Jim Jarmusch’s album can be highly recommended to fans of Cormac McCarthy, Sonic Youth, Clint Eastwood’s early work, Earth and associated bands, and the Old Testament
However, Jarmusch is not only a filmmaker, but also a musician who has collaborated with a variety of artists. Notably, his music has been heavily influenced by experimental rock, ambient, and drone music (the press release for this record singles out Rowland S Howard and Keith Levene, amongst others), and he has worked alongside and been inspired by Dylan Carlson, the founder of the drone godheads Earth. Through his multi-faceted artistry, Jarmusch has become renowned for capturing the essence of a particular time and place, while conveying universal themes that resonate with his audiences.
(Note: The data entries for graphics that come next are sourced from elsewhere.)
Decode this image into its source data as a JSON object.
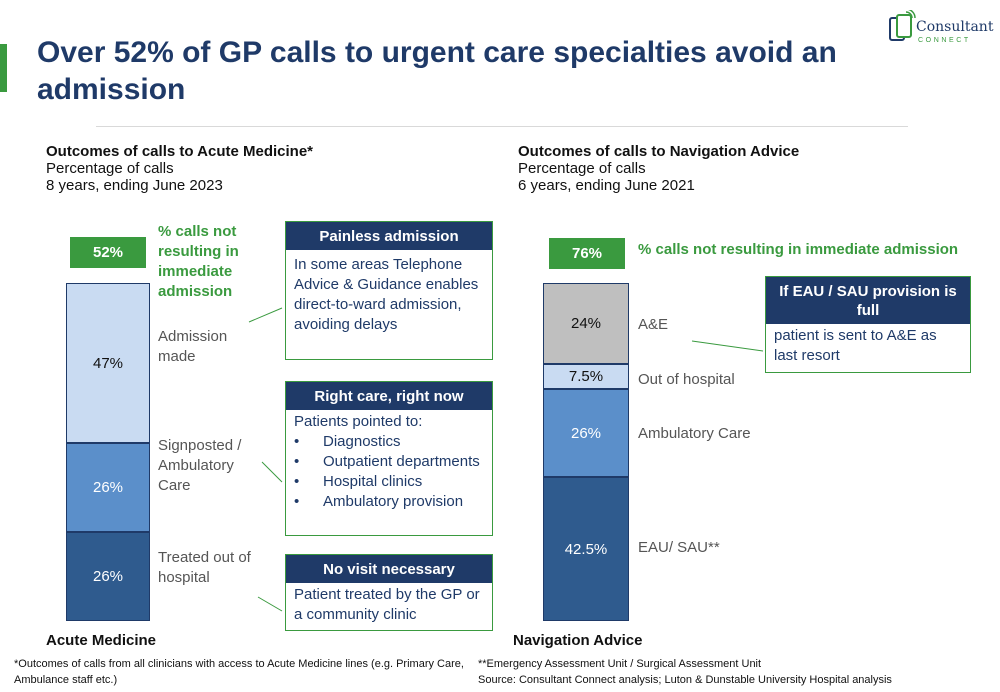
{
  "title": "Over 52% of GP calls to urgent care specialties avoid an admission",
  "logo": {
    "name": "Consultant",
    "sub": "CONNECT"
  },
  "colors": {
    "accent": "#3a9a3f",
    "navy": "#1f3a68"
  },
  "chart_data": [
    {
      "type": "bar",
      "stacked": true,
      "title": "Outcomes of calls to Acute Medicine*",
      "subtitle_1": "Percentage of calls",
      "subtitle_2": "8 years, ending June 2023",
      "xlabel": "Acute Medicine",
      "summary_value": "52%",
      "summary_label": "% calls not resulting in immediate admission",
      "segments": [
        {
          "name": "Treated out of hospital",
          "value": 26,
          "label": "26%",
          "color": "#2f5b8e"
        },
        {
          "name": "Signposted / Ambulatory Care",
          "value": 26,
          "label": "26%",
          "color": "#5b8fca"
        },
        {
          "name": "Admission made",
          "value": 47,
          "label": "47%",
          "color": "#c9dbf2"
        }
      ]
    },
    {
      "type": "bar",
      "stacked": true,
      "title": "Outcomes of calls to Navigation Advice",
      "subtitle_1": "Percentage of calls",
      "subtitle_2": "6 years, ending June 2021",
      "xlabel": "Navigation Advice",
      "summary_value": "76%",
      "summary_label": "% calls not resulting in immediate admission",
      "segments": [
        {
          "name": "EAU/ SAU**",
          "value": 42.5,
          "label": "42.5%",
          "color": "#2f5b8e"
        },
        {
          "name": "Ambulatory Care",
          "value": 26,
          "label": "26%",
          "color": "#5b8fca"
        },
        {
          "name": "Out of hospital",
          "value": 7.5,
          "label": "7.5%",
          "color": "#c9dbf2"
        },
        {
          "name": "A&E",
          "value": 24,
          "label": "24%",
          "color": "#bfbfbf"
        }
      ]
    }
  ],
  "callouts": {
    "painless": {
      "head": "Painless admission",
      "body": "In some areas Telephone Advice & Guidance enables direct-to-ward admission, avoiding delays"
    },
    "right_care": {
      "head": "Right care, right now",
      "intro": "Patients pointed to:",
      "items": [
        "Diagnostics",
        "Outpatient departments",
        "Hospital clinics",
        "Ambulatory provision"
      ]
    },
    "no_visit": {
      "head": "No visit necessary",
      "body": "Patient treated by the GP or a community clinic"
    },
    "eau_full": {
      "head": "If EAU / SAU provision is full",
      "body": "patient is sent to A&E as last resort"
    }
  },
  "footnotes": {
    "left": "*Outcomes of calls from all clinicians with access to Acute Medicine lines (e.g. Primary Care, Ambulance staff etc.)",
    "right_1": "**Emergency Assessment Unit / Surgical Assessment Unit",
    "right_2": "Source: Consultant Connect analysis; Luton & Dunstable University Hospital analysis"
  }
}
His band SQÜRL was formed in 2009 and features Jarmusch alongside Carter Logan, and together they’ve released a range of material – including the soundtracks to Only Lovers Left Alive and The Dead Don’t Die (another classic) – but have finally come around to releasing a ‘debut’ full-length album. Silver Haze is, as you’d expect, an extension of their previous sound but taken to a fully realised end. It’s heavy, gritty and dark at points, but also bright, sun-bleached and strangely ethereal at others. You’ll hear the influence of Neil Young, The Stooges, Earth (especially due to the production of iconic drone producer Randall Dunn), Whitehouse, various shoegaze bands (Jarmusch is a huge fan of My Bloody Valentine‘s Kevin Shields) and even Silver Apples. It features Charlotte Gainsbourg, Marc Ribot and Anika in prominent roles – underground icons themselves – and represents Jarmusch’s most complete vision in a musical sense.
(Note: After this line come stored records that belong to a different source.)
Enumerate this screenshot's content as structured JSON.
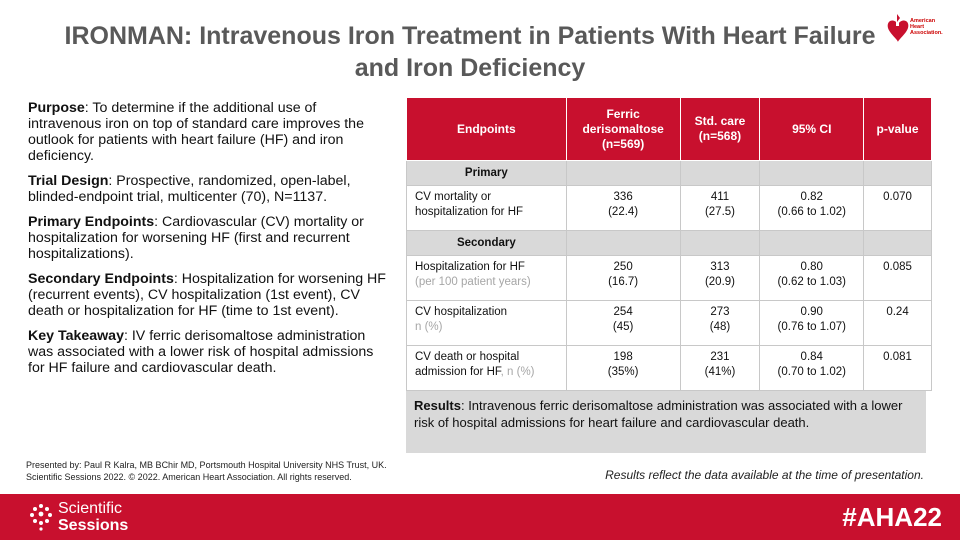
{
  "title": "IRONMAN:  Intravenous Iron Treatment in Patients With Heart Failure and Iron Deficiency",
  "logo": {
    "text": "American Heart Association.",
    "color": "#c8102e"
  },
  "left": {
    "purpose_label": "Purpose",
    "purpose_text": ":  To determine if the additional use of intravenous  iron on top of standard care improves the outlook for patients with heart failure (HF) and iron deficiency.",
    "design_label": "Trial Design",
    "design_text": ":  Prospective, randomized, open-label, blinded-endpoint trial, multicenter (70), N=1137.",
    "primary_label": "Primary Endpoints",
    "primary_text": ":  Cardiovascular (CV) mortality or hospitalization for worsening HF (first and recurrent hospitalizations).",
    "secondary_label": "Secondary Endpoints",
    "secondary_text": ":  Hospitalization for worsening HF (recurrent events),  CV hospitalization (1st event), CV death or hospitalization for HF (time to 1st event).",
    "takeaway_label": "Key Takeaway",
    "takeaway_text": ": IV ferric derisomaltose administration was associated with a lower risk of hospital admissions for HF failure and cardiovascular death."
  },
  "table": {
    "headers": [
      "Endpoints",
      "Ferric derisomaltose (n=569)",
      "Std. care (n=568)",
      "95% CI",
      "p-value"
    ],
    "primary_label": "Primary",
    "secondary_label": "Secondary",
    "rows": [
      {
        "ep": "CV mortality or hospitalization for HF",
        "ep_sub": "",
        "a1": "336",
        "a2": "(22.4)",
        "b1": "411",
        "b2": "(27.5)",
        "c1": "0.82",
        "c2": "(0.66 to 1.02)",
        "p": "0.070"
      },
      {
        "ep": "Hospitalization for HF",
        "ep_sub": "(per 100 patient years)",
        "a1": "250",
        "a2": "(16.7)",
        "b1": "313",
        "b2": "(20.9)",
        "c1": "0.80",
        "c2": "(0.62 to 1.03)",
        "p": "0.085"
      },
      {
        "ep": "CV hospitalization",
        "ep_sub": "n (%)",
        "a1": "254",
        "a2": "(45)",
        "b1": "273",
        "b2": "(48)",
        "c1": "0.90",
        "c2": "(0.76 to 1.07)",
        "p": "0.24"
      },
      {
        "ep": "CV death or hospital admission for HF",
        "ep_sub": ", n (%)",
        "a1": "198",
        "a2": "(35%)",
        "b1": "231",
        "b2": "(41%)",
        "c1": "0.84",
        "c2": "(0.70 to 1.02)",
        "p": "0.081"
      }
    ]
  },
  "results": {
    "label": "Results",
    "text": ":  Intravenous ferric derisomaltose administration was associated with a lower risk of hospital admissions for heart failure and cardiovascular death."
  },
  "presented_line1": "Presented by: Paul R Kalra, MB BChir MD, Portsmouth Hospital University NHS Trust, UK.",
  "presented_line2": "Scientific Sessions 2022. © 2022. American Heart Association. All rights reserved.",
  "note": "Results reflect the data available at the time of presentation.",
  "footer": {
    "brand_line1": "Scientific",
    "brand_line2": "Sessions",
    "hashtag": "#AHA22",
    "color": "#c8102e"
  }
}
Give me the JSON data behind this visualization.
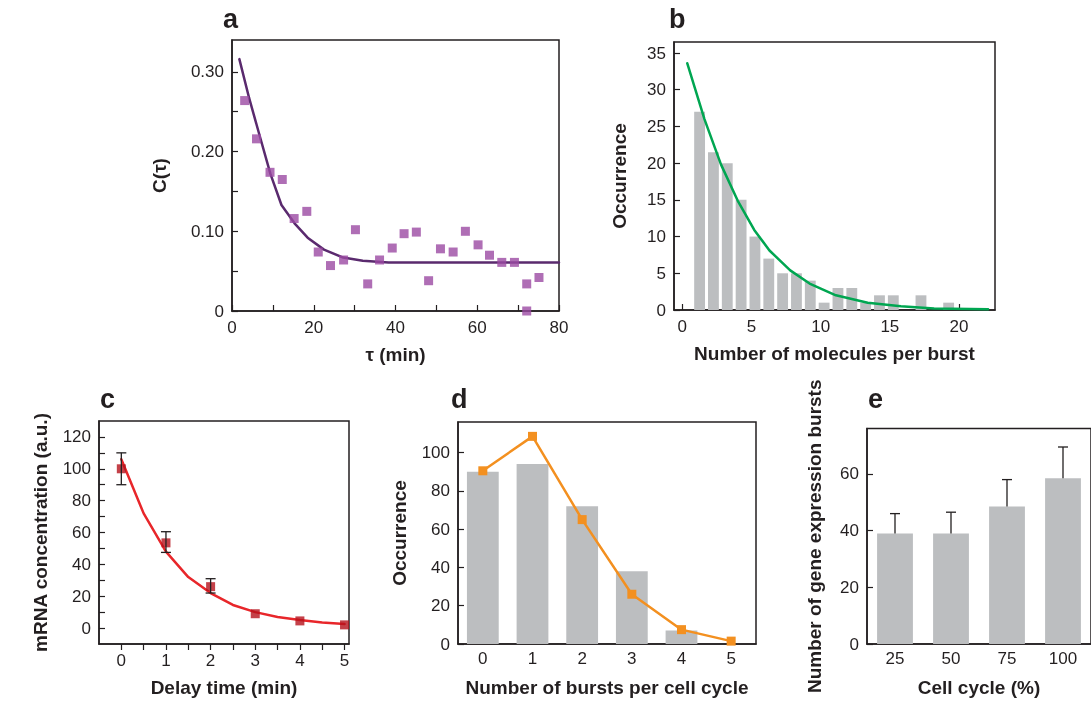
{
  "chart_data": [
    {
      "type": "scatter",
      "title": "a",
      "xlabel": "τ (min)",
      "ylabel": "C(τ)",
      "xlim": [
        0,
        80
      ],
      "xticks": [
        0,
        {
          "value": 10,
          "label": null
        },
        20,
        {
          "value": 30,
          "label": null
        },
        40,
        {
          "value": 50,
          "label": null
        },
        60,
        {
          "value": 70,
          "label": null
        },
        80
      ],
      "ylim": [
        0,
        0.34
      ],
      "yticks": [
        0,
        {
          "value": 0.05,
          "label": null
        },
        {
          "value": 0.1,
          "label": "0.10"
        },
        {
          "value": 0.15,
          "label": null
        },
        {
          "value": 0.2,
          "label": "0.20"
        },
        {
          "value": 0.25,
          "label": null
        },
        {
          "value": 0.3,
          "label": "0.30"
        }
      ],
      "series": [
        {
          "type": "line",
          "color": "#5a2a6e",
          "marker": "none",
          "x": [
            1.8,
            4.2,
            6.6,
            9.4,
            12.1,
            15.3,
            18.5,
            22.5,
            27.2,
            32,
            38.3,
            50,
            65,
            80
          ],
          "values": [
            0.316,
            0.267,
            0.223,
            0.172,
            0.133,
            0.11,
            0.092,
            0.077,
            0.067,
            0.063,
            0.061,
            0.061,
            0.061,
            0.061
          ]
        },
        {
          "type": "scatter",
          "color": "#9b4aa3",
          "marker": "square",
          "x": [
            3.1,
            6,
            9.3,
            12.3,
            15.2,
            18.3,
            21.1,
            24.1,
            27.3,
            30.2,
            33.2,
            36.1,
            39.2,
            42.1,
            45.1,
            48.1,
            51,
            54.1,
            57.1,
            60.2,
            63,
            66,
            69.1,
            72.1,
            72.1,
            75.1
          ],
          "values": [
            0.264,
            0.216,
            0.174,
            0.165,
            0.116,
            0.125,
            0.074,
            0.057,
            0.064,
            0.102,
            0.034,
            0.064,
            0.079,
            0.097,
            0.099,
            0.038,
            0.078,
            0.074,
            0.1,
            0.083,
            0.07,
            0.061,
            0.061,
            0.034,
            0,
            0.042
          ]
        }
      ]
    },
    {
      "type": "histogram",
      "title": "b",
      "xlabel": "Number of molecules per burst",
      "ylabel": "Occurrence",
      "xlim": [
        -0.6,
        22.6
      ],
      "xticks": [
        0,
        {
          "value": 2.5,
          "label": null
        },
        5,
        {
          "value": 7.5,
          "label": null
        },
        10,
        {
          "value": 12.5,
          "label": null
        },
        15,
        {
          "value": 17.5,
          "label": null
        },
        20
      ],
      "ylim": [
        0,
        36.5
      ],
      "yticks": [
        0,
        5,
        10,
        15,
        20,
        25,
        30,
        35
      ],
      "series": [
        {
          "type": "histogram",
          "color": "#bcbec0",
          "bins": [
            0.75,
            1.75,
            2.75,
            3.75,
            4.75,
            5.75,
            6.75,
            7.75,
            8.75,
            9.75,
            10.75,
            11.75,
            12.75,
            13.75,
            14.75,
            15.75,
            16.75,
            17.75,
            18.75,
            19.75
          ],
          "values": [
            27,
            21.5,
            20,
            15,
            10,
            7,
            5,
            5,
            4,
            1,
            3,
            3,
            1,
            2,
            2,
            0,
            2,
            0,
            1
          ]
        },
        {
          "type": "line",
          "color": "#00a651",
          "marker": "none",
          "x": [
            0.36,
            1.6,
            2.8,
            4,
            5.2,
            6.3,
            7.8,
            9.2,
            11.1,
            13.4,
            15.8,
            18.2,
            22.1
          ],
          "values": [
            33.6,
            26,
            19.8,
            14.9,
            10.9,
            8.1,
            5.4,
            3.6,
            2,
            1,
            0.5,
            0.2,
            0.1
          ]
        }
      ]
    },
    {
      "type": "scatter",
      "title": "c",
      "xlabel": "Delay time (min)",
      "ylabel": "mRNA concentration (a.u.)",
      "xlim": [
        -0.5,
        5.1
      ],
      "xticks": [
        0,
        {
          "value": 0.5,
          "label": null
        },
        1,
        {
          "value": 1.5,
          "label": null
        },
        2,
        {
          "value": 2.5,
          "label": null
        },
        3,
        {
          "value": 3.5,
          "label": null
        },
        4,
        {
          "value": 4.5,
          "label": null
        },
        5
      ],
      "ylim": [
        -10,
        130
      ],
      "yticks": [
        0,
        {
          "value": 10,
          "label": null
        },
        20,
        {
          "value": 30,
          "label": null
        },
        40,
        {
          "value": 50,
          "label": null
        },
        60,
        {
          "value": 70,
          "label": null
        },
        80,
        {
          "value": 90,
          "label": null
        },
        100,
        {
          "value": 110,
          "label": null
        },
        120
      ],
      "series": [
        {
          "type": "line",
          "color": "#e8262a",
          "marker": "none",
          "x": [
            0,
            0.5,
            1,
            1.5,
            2,
            2.5,
            3,
            3.5,
            4,
            4.5,
            5
          ],
          "values": [
            106,
            72,
            48,
            32,
            22,
            14.5,
            10,
            7,
            5,
            3.5,
            2.5
          ]
        },
        {
          "type": "scatter",
          "color": "#b5121b",
          "marker": "square",
          "x": [
            0,
            1,
            2,
            3,
            4,
            5
          ],
          "values": [
            100,
            53.5,
            26,
            9,
            4.5,
            2
          ],
          "errors": [
            [
              90,
              110
            ],
            [
              47.5,
              60.5
            ],
            [
              22,
              31
            ],
            null,
            null,
            null
          ]
        }
      ]
    },
    {
      "type": "bar",
      "title": "d",
      "xlabel": "Number of bursts per cell cycle",
      "ylabel": "Occurrence",
      "categories": [
        "0",
        "1",
        "2",
        "3",
        "4",
        "5"
      ],
      "ylim": [
        0,
        116
      ],
      "yticks": [
        0,
        20,
        40,
        60,
        80,
        100
      ],
      "series": [
        {
          "type": "bar",
          "color": "#bcbec0",
          "values": [
            90,
            94,
            72,
            38,
            7,
            0
          ]
        },
        {
          "type": "line",
          "color": "#f39020",
          "marker": "square",
          "values": [
            90.5,
            108.5,
            65,
            26,
            7.5,
            1.5
          ]
        }
      ]
    },
    {
      "type": "bar",
      "title": "e",
      "xlabel": "Cell cycle (%)",
      "ylabel": "Number of gene expression bursts",
      "categories": [
        "25",
        "50",
        "75",
        "100"
      ],
      "ylim": [
        0,
        76
      ],
      "yticks": [
        0,
        20,
        40,
        60
      ],
      "color": "#bcbec0",
      "values": [
        39,
        39,
        48.5,
        58.5
      ],
      "errors": [
        [
          39,
          46
        ],
        [
          39,
          46.5
        ],
        [
          48.5,
          58
        ],
        [
          58.5,
          69.5
        ]
      ]
    }
  ]
}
The album starts with Berlin ‘87, which unfolds slowly, as though it’s blooming in the dark. The guitars are haunting, but warm – as though you were returning to the empty house of a lost loved one after a decade. It sounds almost exactly like Earth, and is all the better for it. The End Of The World continues in the same vein, but Jarmusch’s oily baritone recites a harrowing short story over the top of it – “then the sirens begin again” – that conjures Frank Miller’s Sin City in its graphic urban desolation.
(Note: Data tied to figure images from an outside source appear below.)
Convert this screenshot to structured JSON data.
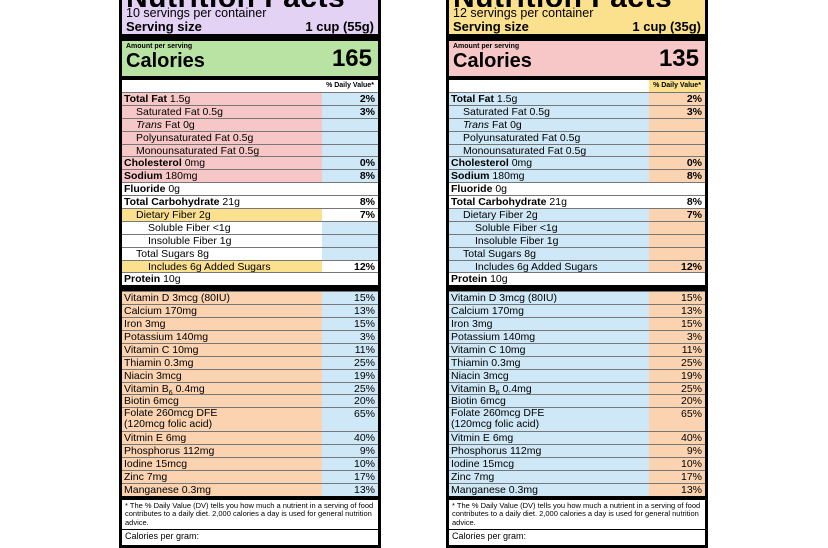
{
  "labels": [
    {
      "title": "Nutrition Facts",
      "servings": "10 servings per container",
      "serving_size_label": "Serving size",
      "serving_size_value": "1 cup (55g)",
      "amount_per_serving": "Amount per serving",
      "calories_label": "Calories",
      "calories_value": "165",
      "dv_header": "% Daily Value*",
      "colors": {
        "title_band": "#e4d2f5",
        "calories_band": "#b9e3a3",
        "fat_block": "#f7c7c7",
        "sodium_block": "#f7c7c7",
        "fiber_row": "#fbe08e",
        "added_sugar_row": "#fbe08e",
        "dv_column": "#cfe8f7",
        "vitamins_block": "#fbd3b0"
      },
      "nutrients": [
        {
          "name": "Total Fat",
          "amount": "1.5g",
          "dv": "2%",
          "indent": 0,
          "bold": true
        },
        {
          "name": "Saturated Fat",
          "amount": "0.5g",
          "dv": "3%",
          "indent": 1,
          "bold": false
        },
        {
          "name": "Trans",
          "name2": "Fat",
          "amount": "0g",
          "dv": "",
          "indent": 1,
          "bold": false,
          "italic": true
        },
        {
          "name": "Polyunsaturated Fat",
          "amount": "0.5g",
          "dv": "",
          "indent": 1,
          "bold": false
        },
        {
          "name": "Monounsaturated Fat",
          "amount": "0.5g",
          "dv": "",
          "indent": 1,
          "bold": false
        },
        {
          "name": "Cholesterol",
          "amount": "0mg",
          "dv": "0%",
          "indent": 0,
          "bold": true
        },
        {
          "name": "Sodium",
          "amount": "180mg",
          "dv": "8%",
          "indent": 0,
          "bold": true
        },
        {
          "name": "Fluoride",
          "amount": "0g",
          "dv": "",
          "indent": 0,
          "bold": true
        },
        {
          "name": "Total Carbohydrate",
          "amount": "21g",
          "dv": "8%",
          "indent": 0,
          "bold": true
        },
        {
          "name": "Dietary Fiber",
          "amount": "2g",
          "dv": "7%",
          "indent": 1,
          "bold": false
        },
        {
          "name": "Soluble Fiber",
          "amount": "<1g",
          "dv": "",
          "indent": 2,
          "bold": false
        },
        {
          "name": "Insoluble Fiber",
          "amount": "1g",
          "dv": "",
          "indent": 2,
          "bold": false
        },
        {
          "name": "Total Sugars",
          "amount": "8g",
          "dv": "",
          "indent": 1,
          "bold": false
        },
        {
          "name": "Includes 6g Added Sugars",
          "amount": "",
          "dv": "12%",
          "indent": 2,
          "bold": false
        },
        {
          "name": "Protein",
          "amount": "10g",
          "dv": "",
          "indent": 0,
          "bold": true
        }
      ],
      "vitamins": [
        {
          "text": "Vitamin D 3mcg (80IU)",
          "dv": "15%"
        },
        {
          "text": "Calcium 170mg",
          "dv": "13%"
        },
        {
          "text": "Iron 3mg",
          "dv": "15%"
        },
        {
          "text": "Potassium 140mg",
          "dv": "3%"
        },
        {
          "text": "Vitamin C 10mg",
          "dv": "11%"
        },
        {
          "text": "Thiamin 0.3mg",
          "dv": "25%"
        },
        {
          "text": "Niacin 3mcg",
          "dv": "19%"
        },
        {
          "text": "Vitamin B",
          "sub": "6",
          "text2": " 0.4mg",
          "dv": "25%"
        },
        {
          "text": "Biotin 6mcg",
          "dv": "20%"
        },
        {
          "text": "Folate 260mcg DFE",
          "text_line2": "(120mcg folic acid)",
          "dv": "65%"
        },
        {
          "text": "Vitmin E 6mg",
          "dv": "40%"
        },
        {
          "text": "Phosphorus 112mg",
          "dv": "9%"
        },
        {
          "text": "Iodine 15mcg",
          "dv": "10%"
        },
        {
          "text": "Zinc 7mg",
          "dv": "17%"
        },
        {
          "text": "Manganese 0.3mg",
          "dv": "13%"
        }
      ],
      "footnote": "* The % Daily Value (DV) tells you how much a nutrient in a serving of food contributes to a daily diet. 2,000 calories a day is used for general nutrition advice.",
      "calories_per_gram": "Calories per gram:"
    },
    {
      "title": "Nutrition Facts",
      "servings": "12 servings per container",
      "serving_size_label": "Serving size",
      "serving_size_value": "1 cup (35g)",
      "amount_per_serving": "Amount per serving",
      "calories_label": "Calories",
      "calories_value": "135",
      "dv_header": "% Daily Value*",
      "colors": {
        "title_band": "#fbe08e",
        "calories_band": "#f7c7c7",
        "dv_header_bg": "#fbe08e",
        "fat_block": "#cfe8f7",
        "sodium_block": "#cfe8f7",
        "dv_column": "#fbd3b0",
        "vitamins_block": "#cfe8f7"
      },
      "nutrients": [
        {
          "name": "Total Fat",
          "amount": "1.5g",
          "dv": "2%",
          "indent": 0,
          "bold": true
        },
        {
          "name": "Saturated Fat",
          "amount": "0.5g",
          "dv": "3%",
          "indent": 1,
          "bold": false
        },
        {
          "name": "Trans",
          "name2": "Fat",
          "amount": "0g",
          "dv": "",
          "indent": 1,
          "bold": false,
          "italic": true
        },
        {
          "name": "Polyunsaturated Fat",
          "amount": "0.5g",
          "dv": "",
          "indent": 1,
          "bold": false
        },
        {
          "name": "Monounsaturated Fat",
          "amount": "0.5g",
          "dv": "",
          "indent": 1,
          "bold": false
        },
        {
          "name": "Cholesterol",
          "amount": "0mg",
          "dv": "0%",
          "indent": 0,
          "bold": true
        },
        {
          "name": "Sodium",
          "amount": "180mg",
          "dv": "8%",
          "indent": 0,
          "bold": true
        },
        {
          "name": "Fluoride",
          "amount": "0g",
          "dv": "",
          "indent": 0,
          "bold": true
        },
        {
          "name": "Total Carbohydrate",
          "amount": "21g",
          "dv": "8%",
          "indent": 0,
          "bold": true
        },
        {
          "name": "Dietary Fiber",
          "amount": "2g",
          "dv": "7%",
          "indent": 1,
          "bold": false
        },
        {
          "name": "Soluble Fiber",
          "amount": "<1g",
          "dv": "",
          "indent": 2,
          "bold": false
        },
        {
          "name": "Insoluble Fiber",
          "amount": "1g",
          "dv": "",
          "indent": 2,
          "bold": false
        },
        {
          "name": "Total Sugars",
          "amount": "8g",
          "dv": "",
          "indent": 1,
          "bold": false
        },
        {
          "name": "Includes 6g Added Sugars",
          "amount": "",
          "dv": "12%",
          "indent": 2,
          "bold": false
        },
        {
          "name": "Protein",
          "amount": "10g",
          "dv": "",
          "indent": 0,
          "bold": true
        }
      ],
      "vitamins": [
        {
          "text": "Vitamin D 3mcg (80IU)",
          "dv": "15%"
        },
        {
          "text": "Calcium 170mg",
          "dv": "13%"
        },
        {
          "text": "Iron 3mg",
          "dv": "15%"
        },
        {
          "text": "Potassium 140mg",
          "dv": "3%"
        },
        {
          "text": "Vitamin C 10mg",
          "dv": "11%"
        },
        {
          "text": "Thiamin 0.3mg",
          "dv": "25%"
        },
        {
          "text": "Niacin 3mcg",
          "dv": "19%"
        },
        {
          "text": "Vitamin B",
          "sub": "6",
          "text2": " 0.4mg",
          "dv": "25%"
        },
        {
          "text": "Biotin 6mcg",
          "dv": "20%"
        },
        {
          "text": "Folate 260mcg DFE",
          "text_line2": "(120mcg folic acid)",
          "dv": "65%"
        },
        {
          "text": "Vitmin E 6mg",
          "dv": "40%"
        },
        {
          "text": "Phosphorus 112mg",
          "dv": "9%"
        },
        {
          "text": "Iodine 15mcg",
          "dv": "10%"
        },
        {
          "text": "Zinc 7mg",
          "dv": "17%"
        },
        {
          "text": "Manganese 0.3mg",
          "dv": "13%"
        }
      ],
      "footnote": "* The % Daily Value (DV) tells you how much a nutrient in a serving of food contributes to a daily diet. 2,000 calories a day is used for general nutrition advice.",
      "calories_per_gram": "Calories per gram:"
    }
  ]
}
Garden Of Glass, which features Ribot, opts for a different approach – going for a Velvet Underground-influenced narcotic haze, with euphonic drones conjuring a specific kind of drowsy serenity. Ribot is uncharacteristically reserved, his work purely serving the flow of the track, but unmistakable. She Don’t Wanna Talk About It pits Anika against Jarmusch in a warped Gainsbourg/Birkin or Hazlewood/Sinatra faceoff that rides a thunderous rhythm to a faded ending. Il Deserto Rosso (the second Ribot feature) takes things to an altogether stranger place, reminiscent of the written work of Cormac McCarthy or the visual work of Jodorowsky. It’s desolate, and weird, and completely oppressive.
John Ashbery Takes A Walk – probably the highlight of the set – has Gainsbourg read two of the Ashbery’s poems while SQÜRL meander and float along beneath her. The choice of Ashbery is inspired – the second poem, Some Trees (the eponymous work from his debut collection) has always held within it a raw elemental power that Gainsbourg and the band bring to life. Queen Elizabeth (not that one) takes us to the same American West that Nick Cave dreamed into existence. It’s a West that’s scarred by the screams of religious zealots and Natives alike, God and the godless looming large over the unforgiving terrain. The album ends with the title track, where the group fully flex their muscles for first time, as though they were woken from years of slumber. It’s a fittingly monolithic conclusion to an exhausting and exhaustive body of work.
Silver Haze will probably be ignored – it was always destined to be one of the many footnotes in Jarmusch’s legendary career – but if this were the debut album of a new group it would be celebrated as a fantastic example of the visceral and cerebral pleasures of a singularly oppressive style of psychedelic metal. As with all of Jarmusch’s projects, it’s an acquired taste, but a powerful one. Highly recommended to fans of Cormac McCarthy, Sonic Youth, Clint Eastwood’s early work, Earth and associated bands, and the Old Testament.